Before I apply this technique to improve our data-processing Makefile. There is one more optimization that we can apply.

Pattern Rules and Automatic Variables

Large programs often have hundreds of C files, some even have many thousands. Each of these files needs to be compiled individually in order to create an executable. A naive makefile for such a project may look like this:


my-large-program: main.o my-code.o utils.o ... # (ad nauseum)
    gcc -o my-large-program main.o my-code.o utils.o ...

my-code.o: my-code.c
    gcc -c -o my-code.o my-code.c

utils.o: utils.c
    gcc -c -o utils.o utils.c

# ...
# (ad nauseum)

Notice how repetetive this is? Each C file has a separate rule, but each one is nearly identical. Additionally, we have a single rule that has every compiled object file as a prerequisite.

Make has a few features to make this much simpler, namely pattern rules and automatic variables. These let us define entire classes of rules at once, and dynamically alter the rule based on the target being made.

Here is another makefile that does more or less the same thing as the one above, but only has two rules.

cfiles = $(wildcard *.c)
ofiles = $(patsubst %.c,%.o,$(cfiles))

my-large-program: $(ofiles)
    gcc -o $@ $^

%.o: %.c
    gcc -c -o $@ $^

We define a couple variables, namely cfiles and ofiles. The first is just a list of all files in the working directory ending with .c, the second is a list of the corresponding object files, which we calculate by simply replacing the file extension on each element in cfiles. We then use the list of object files as the prerequisites of the main program, which saves us having to list them out individually.
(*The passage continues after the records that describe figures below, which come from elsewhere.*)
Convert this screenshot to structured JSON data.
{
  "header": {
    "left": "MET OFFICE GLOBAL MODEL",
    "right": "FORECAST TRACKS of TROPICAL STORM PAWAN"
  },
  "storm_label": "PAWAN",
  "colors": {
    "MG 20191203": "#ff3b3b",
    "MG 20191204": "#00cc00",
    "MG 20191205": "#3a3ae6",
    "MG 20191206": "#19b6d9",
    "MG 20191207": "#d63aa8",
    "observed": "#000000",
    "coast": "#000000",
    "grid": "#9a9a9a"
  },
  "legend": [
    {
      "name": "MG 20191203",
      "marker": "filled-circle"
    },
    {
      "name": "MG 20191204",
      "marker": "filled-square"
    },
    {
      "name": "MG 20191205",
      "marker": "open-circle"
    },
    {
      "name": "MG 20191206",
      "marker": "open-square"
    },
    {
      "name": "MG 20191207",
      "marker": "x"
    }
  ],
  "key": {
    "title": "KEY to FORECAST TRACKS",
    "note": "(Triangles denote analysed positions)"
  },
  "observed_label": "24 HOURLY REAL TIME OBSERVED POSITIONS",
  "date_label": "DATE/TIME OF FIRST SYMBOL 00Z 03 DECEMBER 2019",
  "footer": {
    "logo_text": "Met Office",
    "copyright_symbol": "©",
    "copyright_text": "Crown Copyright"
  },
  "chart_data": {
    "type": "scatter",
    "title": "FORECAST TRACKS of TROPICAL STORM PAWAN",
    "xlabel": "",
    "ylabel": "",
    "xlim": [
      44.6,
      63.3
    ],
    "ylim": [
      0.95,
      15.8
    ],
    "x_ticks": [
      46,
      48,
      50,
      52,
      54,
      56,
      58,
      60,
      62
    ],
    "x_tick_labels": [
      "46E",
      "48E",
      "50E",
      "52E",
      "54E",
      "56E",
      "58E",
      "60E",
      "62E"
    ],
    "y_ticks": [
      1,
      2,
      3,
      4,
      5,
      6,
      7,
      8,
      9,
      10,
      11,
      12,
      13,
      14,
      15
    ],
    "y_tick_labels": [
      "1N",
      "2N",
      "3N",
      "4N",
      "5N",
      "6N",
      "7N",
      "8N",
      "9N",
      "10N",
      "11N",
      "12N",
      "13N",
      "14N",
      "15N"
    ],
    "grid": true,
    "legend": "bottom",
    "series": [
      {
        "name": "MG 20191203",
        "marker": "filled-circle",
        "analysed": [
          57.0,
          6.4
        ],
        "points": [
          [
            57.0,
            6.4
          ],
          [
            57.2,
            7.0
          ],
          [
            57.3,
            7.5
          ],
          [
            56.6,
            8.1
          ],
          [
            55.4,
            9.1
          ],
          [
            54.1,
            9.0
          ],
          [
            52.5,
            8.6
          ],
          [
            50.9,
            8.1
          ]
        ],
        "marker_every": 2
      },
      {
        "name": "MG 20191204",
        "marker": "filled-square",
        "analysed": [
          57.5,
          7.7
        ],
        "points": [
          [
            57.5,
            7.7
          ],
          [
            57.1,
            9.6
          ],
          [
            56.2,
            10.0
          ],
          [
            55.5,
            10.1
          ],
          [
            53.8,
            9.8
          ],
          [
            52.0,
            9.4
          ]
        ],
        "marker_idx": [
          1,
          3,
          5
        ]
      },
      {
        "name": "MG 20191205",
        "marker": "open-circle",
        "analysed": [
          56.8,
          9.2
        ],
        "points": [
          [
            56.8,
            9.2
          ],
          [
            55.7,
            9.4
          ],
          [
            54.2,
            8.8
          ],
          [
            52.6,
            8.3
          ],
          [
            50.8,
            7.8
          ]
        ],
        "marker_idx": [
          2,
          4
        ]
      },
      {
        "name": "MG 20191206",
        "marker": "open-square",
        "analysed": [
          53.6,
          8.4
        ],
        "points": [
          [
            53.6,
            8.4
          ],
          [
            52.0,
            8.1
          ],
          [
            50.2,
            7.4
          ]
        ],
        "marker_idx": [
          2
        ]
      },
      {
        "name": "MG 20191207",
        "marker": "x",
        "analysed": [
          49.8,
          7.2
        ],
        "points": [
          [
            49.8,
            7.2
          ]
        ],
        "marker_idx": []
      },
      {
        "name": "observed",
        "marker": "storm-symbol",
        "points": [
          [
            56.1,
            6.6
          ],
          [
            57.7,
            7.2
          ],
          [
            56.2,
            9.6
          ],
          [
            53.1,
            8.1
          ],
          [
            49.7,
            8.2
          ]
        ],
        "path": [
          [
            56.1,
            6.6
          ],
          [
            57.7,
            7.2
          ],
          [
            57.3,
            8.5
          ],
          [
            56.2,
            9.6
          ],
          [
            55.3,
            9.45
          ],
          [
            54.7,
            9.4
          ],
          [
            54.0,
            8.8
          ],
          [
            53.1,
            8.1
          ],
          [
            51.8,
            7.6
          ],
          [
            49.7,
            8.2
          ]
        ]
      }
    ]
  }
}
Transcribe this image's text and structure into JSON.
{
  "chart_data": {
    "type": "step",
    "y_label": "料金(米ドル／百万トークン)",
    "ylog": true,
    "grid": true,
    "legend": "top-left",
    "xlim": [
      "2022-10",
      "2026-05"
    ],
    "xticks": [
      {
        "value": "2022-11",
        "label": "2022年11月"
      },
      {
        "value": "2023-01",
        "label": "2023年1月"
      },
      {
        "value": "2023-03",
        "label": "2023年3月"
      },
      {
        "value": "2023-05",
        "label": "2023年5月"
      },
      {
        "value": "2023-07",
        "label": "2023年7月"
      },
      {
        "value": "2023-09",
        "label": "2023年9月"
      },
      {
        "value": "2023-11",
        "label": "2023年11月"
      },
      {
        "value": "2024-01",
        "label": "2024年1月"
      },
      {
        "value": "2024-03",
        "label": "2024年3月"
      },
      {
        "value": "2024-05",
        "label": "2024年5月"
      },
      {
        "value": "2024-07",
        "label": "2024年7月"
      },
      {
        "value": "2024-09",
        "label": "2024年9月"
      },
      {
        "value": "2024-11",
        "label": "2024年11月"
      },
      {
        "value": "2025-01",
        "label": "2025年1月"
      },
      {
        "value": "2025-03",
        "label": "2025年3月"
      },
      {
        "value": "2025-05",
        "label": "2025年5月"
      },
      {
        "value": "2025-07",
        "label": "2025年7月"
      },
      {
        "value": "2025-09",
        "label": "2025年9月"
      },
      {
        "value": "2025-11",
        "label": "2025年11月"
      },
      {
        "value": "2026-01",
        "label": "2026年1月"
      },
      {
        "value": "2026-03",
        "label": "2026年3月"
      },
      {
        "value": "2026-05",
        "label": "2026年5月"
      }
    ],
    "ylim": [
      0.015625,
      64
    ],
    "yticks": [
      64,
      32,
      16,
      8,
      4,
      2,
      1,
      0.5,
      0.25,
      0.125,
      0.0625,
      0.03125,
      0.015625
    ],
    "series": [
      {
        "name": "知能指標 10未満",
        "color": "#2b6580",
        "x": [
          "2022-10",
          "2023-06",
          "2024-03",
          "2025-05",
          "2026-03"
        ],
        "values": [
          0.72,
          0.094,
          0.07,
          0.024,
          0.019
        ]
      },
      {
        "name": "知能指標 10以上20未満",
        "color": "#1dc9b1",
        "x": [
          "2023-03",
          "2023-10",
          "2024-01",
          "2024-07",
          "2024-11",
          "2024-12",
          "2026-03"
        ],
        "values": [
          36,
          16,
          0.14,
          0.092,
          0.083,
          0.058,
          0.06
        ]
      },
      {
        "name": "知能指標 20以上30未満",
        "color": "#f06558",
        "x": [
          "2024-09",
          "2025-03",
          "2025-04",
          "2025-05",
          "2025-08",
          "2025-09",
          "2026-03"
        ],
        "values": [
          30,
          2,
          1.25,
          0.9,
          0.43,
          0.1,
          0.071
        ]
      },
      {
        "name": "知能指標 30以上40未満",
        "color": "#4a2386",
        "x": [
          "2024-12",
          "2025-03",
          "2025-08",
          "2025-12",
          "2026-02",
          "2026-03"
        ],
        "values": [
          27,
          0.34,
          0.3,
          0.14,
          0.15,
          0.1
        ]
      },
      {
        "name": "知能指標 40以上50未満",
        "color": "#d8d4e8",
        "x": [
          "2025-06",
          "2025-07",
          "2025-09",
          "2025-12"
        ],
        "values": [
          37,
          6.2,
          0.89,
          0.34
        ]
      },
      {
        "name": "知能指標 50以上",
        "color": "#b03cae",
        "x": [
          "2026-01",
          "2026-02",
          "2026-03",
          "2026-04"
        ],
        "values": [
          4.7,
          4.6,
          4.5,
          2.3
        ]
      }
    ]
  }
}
We also have a pattern rule, which is used whenever we need to make a file ending with .o. The variables $@ and $^ are automatic variables, which are substituted with the target and prerequisites, repsectively. Using these, we can define how to compile every C file using only a single rule, simplifying our makefile significantly. This also allows our makefile to automatically adjust itself when we add new C files.

Putting It All Together

When we combine all of these features of make, along with some inline shell scripting and string manipulation, we arrive at the following makefile:

datadir = data
executables = $(shell find . -maxdepth 1 -executable -type f)

.makerules: $(executables)
    @printf 'Regenerating makefile...\n'
    @echo -n 'all:' > .makerules
    @for file in $^; do\
        provides=$$(cat $${file} | grep '^# PROVIDES: '\
                                 | cut -d ' ' -f3-);\
        echo -n ' $$(patsubst %,$(datadir)/%,\
                              '$${provides}')';\
    done >> .makerules
    @echo >> .makerules
    @for file in $^; do\
        depends=$$(cat $${file} | grep '^# DEPENDS: '\
                                | cut -d ' ' -f3-);\
        provides=$$(cat $${file} | grep '^# PROVIDES: '\
                                 | cut -d ' ' -f3-);\
        echo '$$(patsubst %,$(datadir)/%,'$${provides}')':\
              $${file} '$$(patsubst %,$(datadir)/%,'\
              $${depends}')';\
        echo '\t./'$${file};\
    done >> .makerules

-include .makerules

What this makefile does is generate the rules needed to perform the various steps of data analysis, and update them when the code changes. The names of the datafiles are read from the scripts themselves. Each piece of code must contain the following comment:

# DEPENDS: <prerequisite data files>
# PROVIDES: <produced data files>

These comments are parsed from each file and turned into makefile rules, which are then included in the main makefile. A rule called all, which is run by default, is also created and has every data file produced as a prerequisite. This way, simply running make by itself will ensure every data file is up to date, and will only re-run a data processing step if either the code or one of the data files listed under DEPENDS has been changed, thus minimizing the amount of processing done to update the data.